Claire came to us five years ago after a ridiculously normal pregnancy and delivery. Nearly a nine-pound baby, she seemed to follow in her older sister's footsteps. We were prepared to repeat the drill we had learned the hard way with child number one -- the first steps, the first words, the stitches in the chin and the admiring comments of friends and strangers alike about a new little girl.

But Claire brought us new challenges and took us into uncharted territory. The comments and glances from friends and strangers have been of a different sort. There would be no first steps, no first words and no stitches in the chin. Claire always has new shoes because she never leaves her pink wheelchair. The correct term for it is "safety travel chair," but to me that sounds like something the Von Trapp children used to cross the Austrian mountains in The Sound of Music.

The character of this chair is symbolic of the frightening challenges Claire must face. A glance at it makes you recall that you are scheduled for root canal work. You can almost hear the sound of the drill because of the chair's foreboding appearance. Occasionally, if the chair is in view in our entryway when my other children's friends come to the door, they cower as if they have mistakenly rung the Addams Family doorbell.

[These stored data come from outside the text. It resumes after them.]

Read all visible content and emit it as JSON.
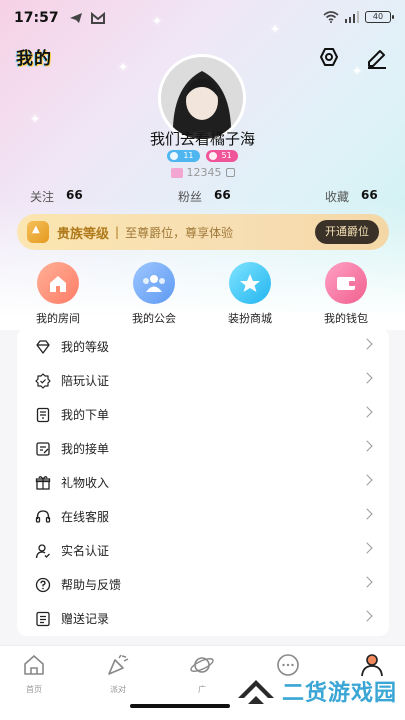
{
  "status_bar": {
    "time": "17:57",
    "battery": "40"
  },
  "header": {
    "title": "我的"
  },
  "profile": {
    "nickname": "我们去看橘子海",
    "badge_level_1": "11",
    "badge_level_2": "51",
    "user_id": "12345"
  },
  "stats": [
    {
      "label": "关注",
      "value": "66"
    },
    {
      "label": "粉丝",
      "value": "66"
    },
    {
      "label": "收藏",
      "value": "66"
    }
  ],
  "vip": {
    "title": "贵族等级",
    "separator": "|",
    "desc": "至尊爵位，尊享体验",
    "button": "开通爵位"
  },
  "quick_actions": [
    {
      "label": "我的房间",
      "icon": "home-icon"
    },
    {
      "label": "我的公会",
      "icon": "group-icon"
    },
    {
      "label": "装扮商城",
      "icon": "star-icon"
    },
    {
      "label": "我的钱包",
      "icon": "wallet-icon"
    }
  ],
  "menu": [
    {
      "label": "我的等级",
      "icon": "diamond-icon"
    },
    {
      "label": "陪玩认证",
      "icon": "badge-check-icon"
    },
    {
      "label": "我的下单",
      "icon": "order-icon"
    },
    {
      "label": "我的接单",
      "icon": "receive-order-icon"
    },
    {
      "label": "礼物收入",
      "icon": "gift-icon"
    },
    {
      "label": "在线客服",
      "icon": "headset-icon"
    },
    {
      "label": "实名认证",
      "icon": "user-verify-icon"
    },
    {
      "label": "帮助与反馈",
      "icon": "help-icon"
    },
    {
      "label": "赠送记录",
      "icon": "record-icon"
    }
  ],
  "tabs": [
    {
      "label": "首页"
    },
    {
      "label": "派对"
    },
    {
      "label": "广"
    },
    {
      "label": ""
    },
    {
      "label": ""
    }
  ],
  "watermark": {
    "text": "二货游戏园"
  },
  "colors": {
    "accent_gold": "#b07a1a",
    "vip_btn_bg": "#3a3128",
    "brand_blue": "#3aa6d6"
  }
}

Like the chair, Claire's life is different. In all of us, she causes a hesitation, a pause, a reluctance to laugh because we're never sure if we're doing the "right" thing. I have often asked my mother for advice on handling chicken pox. But mothers aren't much help if you have a question about low muscle tone and resulting scoliosis or the problems of cortical blindness.

There was the time Claire's concerned teacher from preschool called to check on our sick dear and inquired, "When will little Claire be back on her feet?" We exchanged a chuckle and rejoiced at the precious moment Claire's individuality had given us as we worked with a unique child on her journey through life.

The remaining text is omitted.